Zum Jahreswechsel wird der Konzern die Smart GmbH auflösen, in der gegenwärtig noch 450 Mitarbeiter beschäftigt sind. Diese Mitarbeiter, die nach dem jüngsten Stellenabbau noch an Bord sind, sollen neue Arbeitsverträge bei Daimler-Chrysler erhalten. Dort wiederum verabschieden sich regelmäßig ältere Mitarbeiter in die Altersteilzeit.
Dieses Zusammentreffen zwischen der Altersteilzeit und dem Wechsel jüngerer Mitarbeiter von der Tochtergesellschaft zum Mutterkonzern nimmt der Konzern nach Informationen der „Stuttgarter Nachrichten“ zum Anlass, Leistungen im Rahmen des Programms „Jung für Alt“ in Anspruch zu nehmen. Dieses Programm stellt Arbeitgebern hohe Zuschüsse in Aussicht, wenn sie Arbeitsplätze, die durch Altersteilzeit frei werden, wieder besetzen.
Voraussetzung ist nach dem Gesetz, dass ein Auszubildender übernommen oder ein Arbeitsloser eingestellt wird. Darüber hinaus gibt es auch Zuschüsse, wenn Mitarbeiter eingestellt werden, deren Arbeitsplatz bald wegfällt. Dies ist bei Smart der Fall, da das Unternehmen bald aufgelöst wird.

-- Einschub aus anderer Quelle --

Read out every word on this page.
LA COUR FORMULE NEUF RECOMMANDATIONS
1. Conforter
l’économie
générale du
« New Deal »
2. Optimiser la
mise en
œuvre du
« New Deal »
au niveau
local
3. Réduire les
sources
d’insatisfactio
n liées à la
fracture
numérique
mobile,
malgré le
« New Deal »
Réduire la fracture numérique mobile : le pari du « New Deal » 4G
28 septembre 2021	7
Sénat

Allerdings gilt es als fraglich, ob die Stellen der 450 Smart-Beschäftigten tatsächlich in Gefahr waren. Smart-Chef Ulrich Walker hatte erst im Juli betont, dass sich durch die Auflösung der Smart GmbH für die Mitarbeiter unmittelbar nichts ändern werde.
Den Berechnungen der „Stuttgarter Nachrichten“ zufolge könnte der Automobilhersteller im Falle der 450 Smart-Mitarbeiter rund 11 Mill. Euro für Gehälter und Rentenbeiträge von den Sozialkassen bekommen. In der zugrunde liegenden Modellrechnung erhält das Unternehmen für einen Mitarbeiter mit einem Bruttoarbeitslohn von 3 000 Euro einen Zuschuss von 6 000 Euro pro Jahr. Da sich die Altersteilzeit im Konzern durchschnittlich über vier Jahre erstrecke, entstehe ein Volumen von rund 24 000 Euro pro Kopf, so die Zeitung weiter.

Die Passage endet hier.